Received-SPF: pass (google.com: domain of linux-kernel-owner@vger.kernel.org designates 2620:137:e000::1:20 as permitted sender) client-ip=2620:137:e000::1:20;
MIME-Version: 1.0
References: <20221218191310.130904-1-joel@joelfernandes.org>
 <589da7c9-5fb7-5f6f-db88-ca464987997e@efficios.com> <CAEXW_YQHpz3dNqW1ocqjr-e9qn09Rkg4kQ19byZORGbO18Xckg@mail.gmail.com>
 <2da94283-4fce-9aff-ac5d-ba181fa0f008@efficios.com> <CAEXW_YQBmwynuBOWbV6_L2itRr_i3BZUxQ91PDC2We2vXhpztQ@mail.gmail.com>
 <CAEXW_YTyZaE4ULvm-HygFN2BGm-jayHTbpnYbrJFoo_GOsYKQg@mail.gmail.com>
 <659763b0-eee4-10dd-5f4a-37241173809c@efficios.com> <CAEXW_YQ+NTaM43Va5FG8kYSxr2gsbjar4_f3xnpSAHzgUVZ-+g@mail.gmail.com>
In-Reply-To: <CAEXW_YQ+NTaM43Va5FG8kYSxr2gsbjar4_f3xnpSAHzgUVZ-+g@mail.gmail.com>
From:   Joel Fernandes <joel@joelfernandes.org>
Date:   Mon, 19 Dec 2022 20:04:32 -0500
Message-ID: <CAEXW_YRqscm++0TP9bEnM0PQNLMe4cXFWAdRvHh2M5chERm+UA@mail.gmail.com>
Subject: Re: [RFC 0/2] srcu: Remove pre-flip memory barrier
To:     Mathieu Desnoyers <mathieu.desnoyers@efficios.com>
Cc:     linux-kernel@vger.kernel.org,
        Josh Triplett <josh@joshtriplett.org>,
        Lai Jiangshan <jiangshanlai@gmail.com>,
        "Paul E. McKenney" <paulmck@kernel.org>, rcu@vger.kernel.org,
        Steven Rostedt <rostedt@goodmis.org>
Content-Type: text/plain; charset="UTF-8"
Precedence: bulk

On Mon, Dec 19, 2022 at 7:55 PM Joel Fernandes <joel@joelfernandes.org> wrote:
>
> On Sun, Dec 18, 2022 at 8:49 PM Mathieu Desnoyers
> <mathieu.desnoyers@efficios.com> wrote:
> [...]
> > >>>>>
> > >>>>> On 2022-12-18 14:13, Joel Fernandes (Google) wrote:
> > >>>>>> Hello, I believe the pre-flip memory barrier is not required.

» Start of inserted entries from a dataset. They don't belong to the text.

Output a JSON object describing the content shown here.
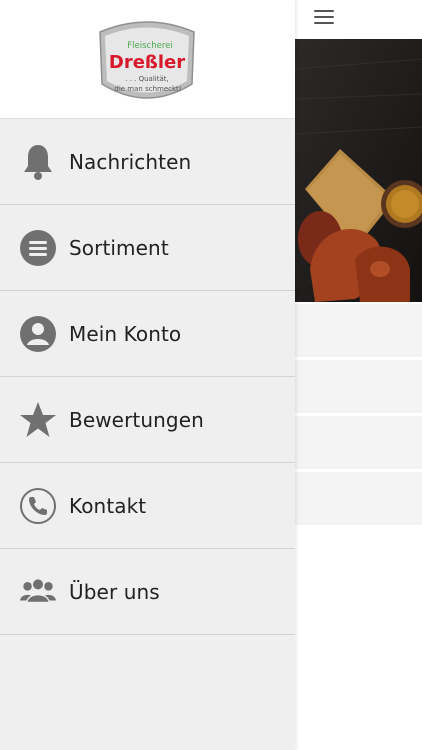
{
  "brand": {
    "line1": "Fleischerei",
    "name": "Dreßler",
    "tagline1": ". . . Qualität,",
    "tagline2": "die man schmeckt!"
  },
  "menu": {
    "items": [
      {
        "label": "Nachrichten",
        "icon": "bell-icon"
      },
      {
        "label": "Sortiment",
        "icon": "list-icon"
      },
      {
        "label": "Mein Konto",
        "icon": "user-icon"
      },
      {
        "label": "Bewertungen",
        "icon": "star-icon"
      },
      {
        "label": "Kontakt",
        "icon": "phone-icon"
      },
      {
        "label": "Über uns",
        "icon": "group-icon"
      }
    ]
  },
  "colors": {
    "drawer_bg": "#efefef",
    "icon": "#707070",
    "brand_red": "#d7192b",
    "brand_green": "#4aa84a"
  }
}
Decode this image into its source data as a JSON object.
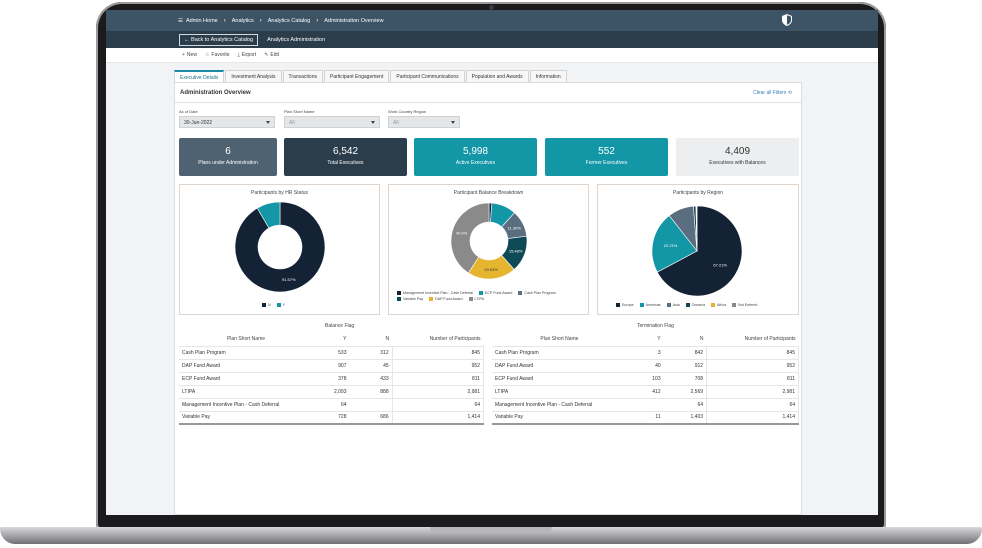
{
  "breadcrumbs": [
    "Admin Home",
    "Analytics",
    "Analytics Catalog",
    "Administration Overview"
  ],
  "subheader": {
    "back_label": "← Back to Analytics Catalog",
    "title": "Analytics Administration"
  },
  "actions": [
    {
      "icon": "+",
      "label": "New"
    },
    {
      "icon": "☆",
      "label": "Favorite"
    },
    {
      "icon": "⤓",
      "label": "Export"
    },
    {
      "icon": "✎",
      "label": "Edit"
    }
  ],
  "tabs": [
    "Executive Details",
    "Investment Analysis",
    "Transactions",
    "Participant Engagement",
    "Participant Communications",
    "Population and Awards",
    "Information"
  ],
  "panel": {
    "title": "Administration Overview",
    "clear_filters": "Clear all Filters ⟲"
  },
  "filters": [
    {
      "label": "As of Date",
      "value": "30-Jun-2022"
    },
    {
      "label": "Plan Short Name",
      "value": "All"
    },
    {
      "label": "Work Country Region",
      "value": "All"
    }
  ],
  "kpis": [
    {
      "value": "6",
      "label": "Plans under Administration",
      "color": "#4e6272"
    },
    {
      "value": "6,542",
      "label": "Total Executives",
      "color": "#2b3c4a"
    },
    {
      "value": "5,998",
      "label": "Active Executives",
      "color": "#1396a6"
    },
    {
      "value": "552",
      "label": "Former Executives",
      "color": "#1396a6"
    },
    {
      "value": "4,409",
      "label": "Executives with Balances",
      "color": "#eceef0",
      "text": "#333333"
    }
  ],
  "chart_data": [
    {
      "type": "pie",
      "title": "Participants by HR Status",
      "categories": [
        "N",
        "Y"
      ],
      "values": [
        91.57,
        8.43
      ],
      "colors": [
        "#142236",
        "#1396a6"
      ],
      "data_labels": [
        "91.57%",
        ""
      ]
    },
    {
      "type": "pie",
      "title": "Participant Balance Breakdown",
      "categories": [
        "Management Incentive Plan - Cash Deferral",
        "ECP Fund Award",
        "Cash Plan Program",
        "Variable Pay",
        "DAP Fund Award",
        "LTIPA"
      ],
      "values": [
        1.2,
        10.5,
        11.3,
        15.5,
        20.6,
        40.9
      ],
      "colors": [
        "#142236",
        "#1396a6",
        "#5a6e80",
        "#0e4a56",
        "#e6b52f",
        "#8a8a8a"
      ],
      "data_labels": [
        "",
        "",
        "11.30%",
        "15.48%",
        "20.63%",
        "40.9%"
      ]
    },
    {
      "type": "pie",
      "title": "Participants by Region",
      "categories": [
        "Europe",
        "Americas",
        "Asia",
        "Oceania",
        "Africa",
        "Not Entered"
      ],
      "values": [
        67.21,
        22.21,
        9.3,
        0.9,
        0.2,
        0.18
      ],
      "colors": [
        "#142236",
        "#1396a6",
        "#5a6e80",
        "#0e4a56",
        "#e6b52f",
        "#8a8a8a"
      ],
      "data_labels": [
        "67.21%",
        "22.21%",
        "",
        "",
        "",
        ""
      ]
    }
  ],
  "tables": [
    {
      "flag": "Balance Flag",
      "headers": [
        "Plan Short Name",
        "Y",
        "N",
        "Number of Participants"
      ],
      "rows": [
        [
          "Cash Plan Program",
          "533",
          "312",
          "845"
        ],
        [
          "DAP Fund Award",
          "907",
          "45",
          "952"
        ],
        [
          "ECP Fund Award",
          "378",
          "433",
          "811"
        ],
        [
          "LTIPA",
          "2,093",
          "888",
          "2,981"
        ],
        [
          "Management Incentive Plan - Cash Deferral",
          "64",
          "",
          "64"
        ],
        [
          "Variable Pay",
          "728",
          "686",
          "1,414"
        ]
      ]
    },
    {
      "flag": "Termination Flag",
      "headers": [
        "Plan Short Name",
        "Y",
        "N",
        "Number of Participants"
      ],
      "rows": [
        [
          "Cash Plan Program",
          "3",
          "842",
          "845"
        ],
        [
          "DAP Fund Award",
          "40",
          "912",
          "952"
        ],
        [
          "ECP Fund Award",
          "103",
          "708",
          "811"
        ],
        [
          "LTIPA",
          "412",
          "2,569",
          "2,981"
        ],
        [
          "Management Incentive Plan - Cash Deferral",
          "",
          "64",
          "64"
        ],
        [
          "Variable Pay",
          "11",
          "1,403",
          "1,414"
        ]
      ]
    }
  ]
}
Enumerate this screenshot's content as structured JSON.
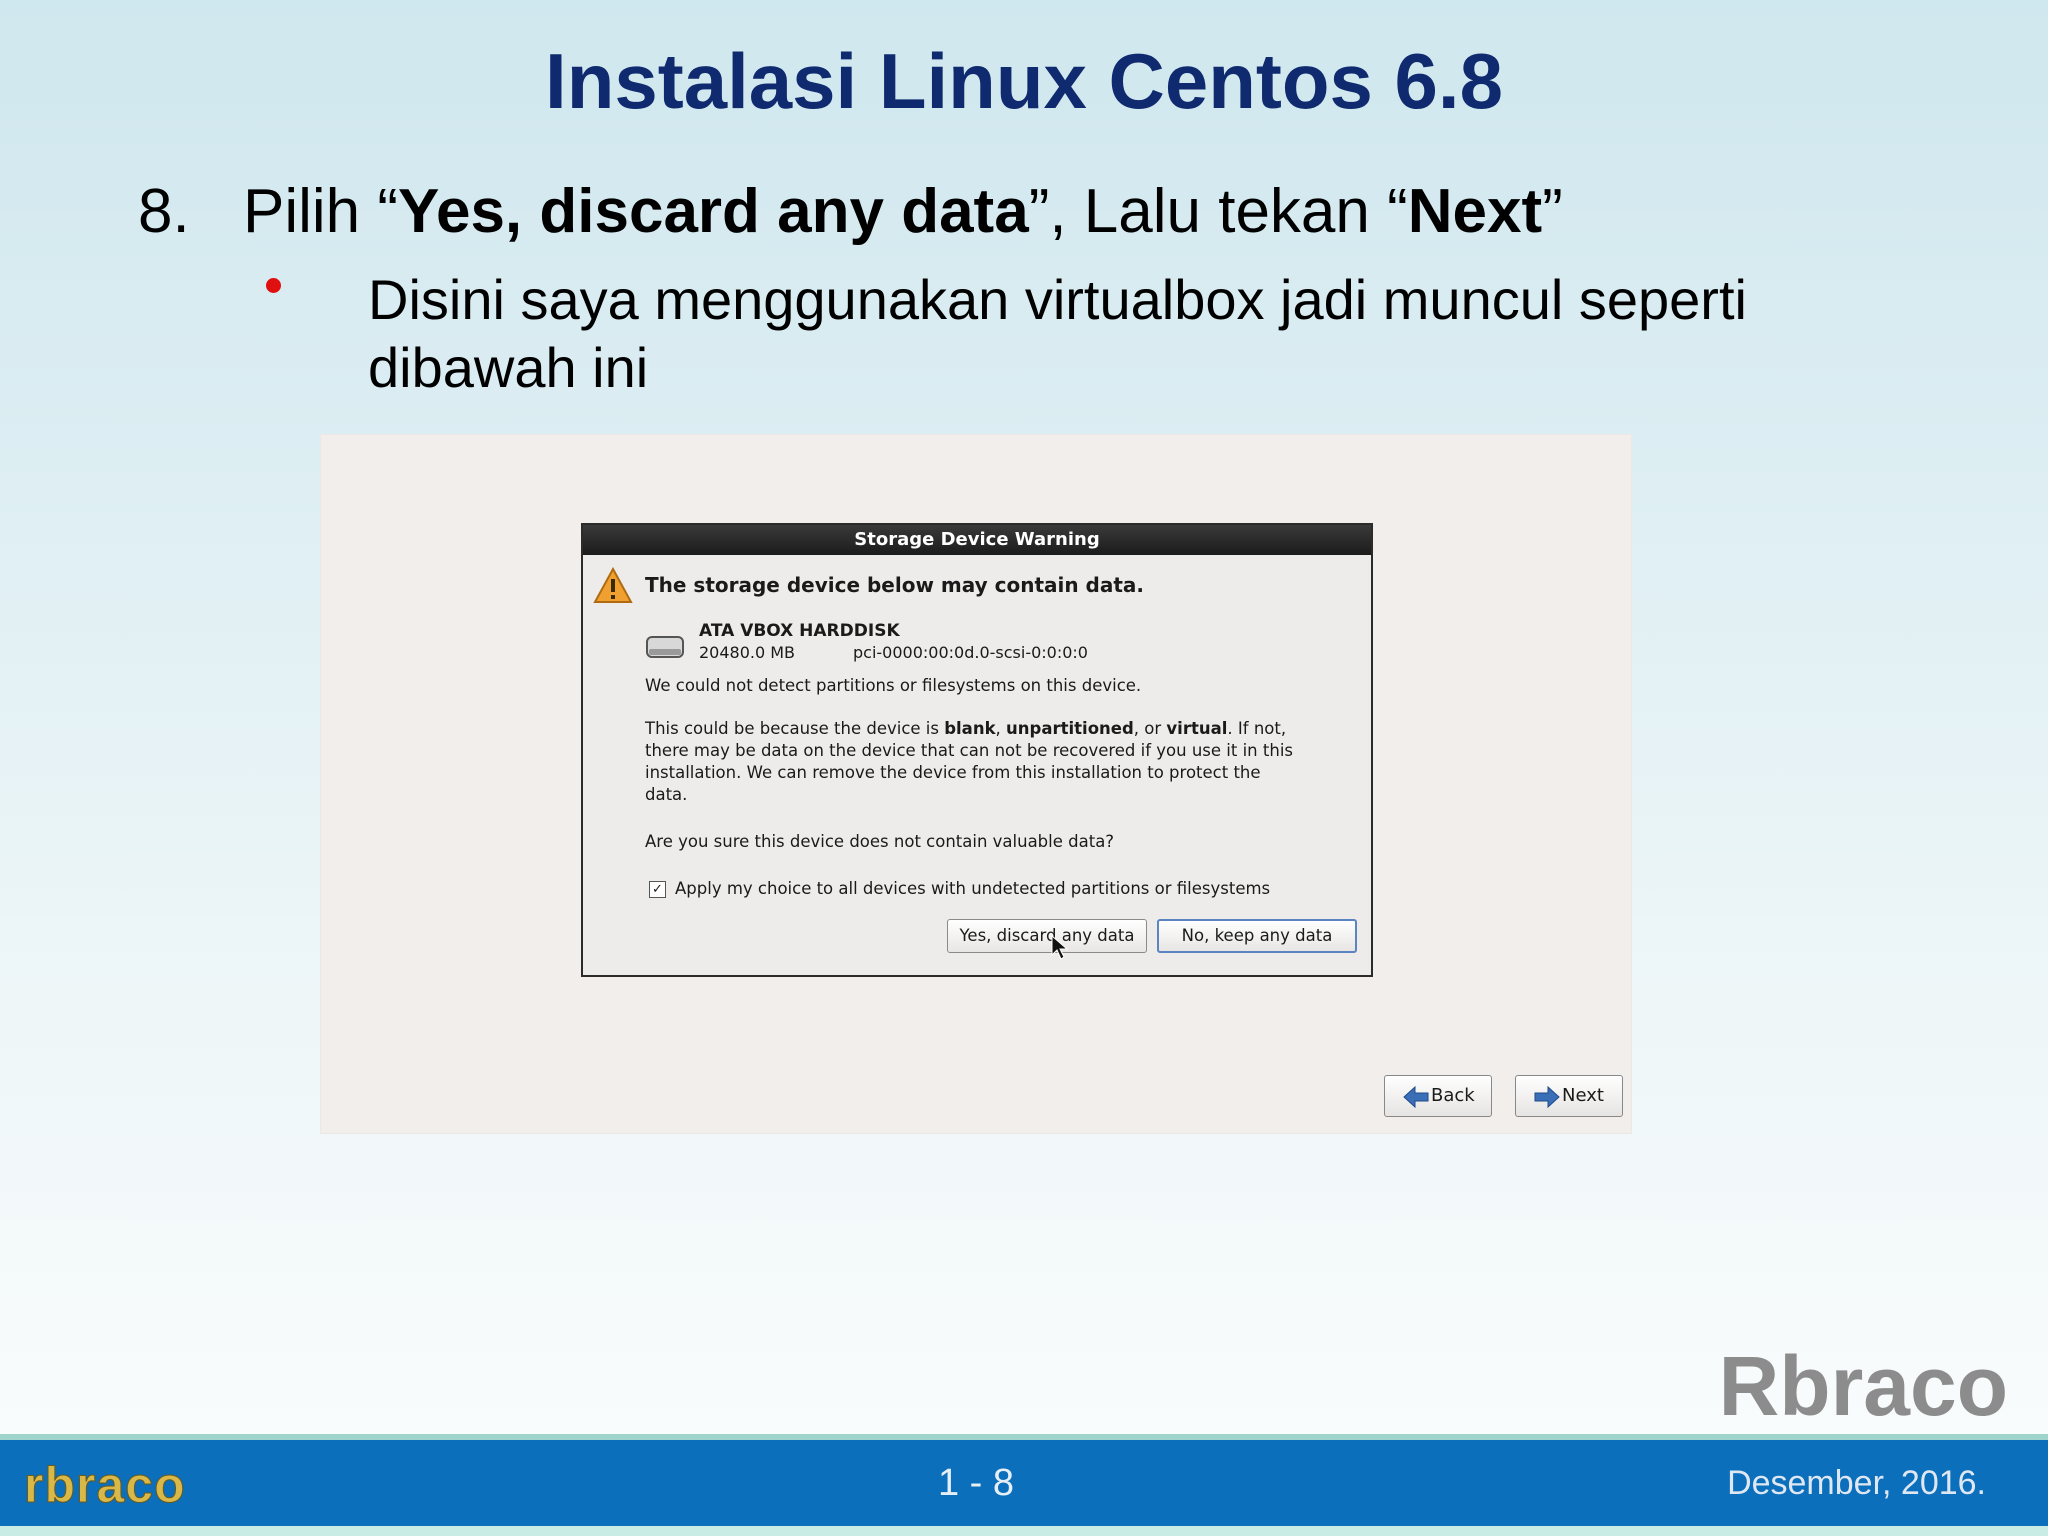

The only reason I
> > >>>>>> can say to remove it, other than the possibility that it is unnecessary, is to
> > >>>>>> not have extra code that does not help. However, since we are issuing a fully
> > >>>>>> memory-barrier after the flip, I cannot say that it hurts to do it anyway.
> > >>>>>>
> > >>>>>> For this reason, please consider these patches as "informational", than a
> > >>>>>> "please merge". :-) Though, feel free to consider merging if you agree!
> > >>>>>>
> > >>>>>> All SRCU scenarios pass with these, with 6 hours of testing.
> > >>>>>
> > >>>>> Hi Joel,
> > >>>>>
> > >>>>> Please have a look at the comments in my side-rcu implementation [1, 2].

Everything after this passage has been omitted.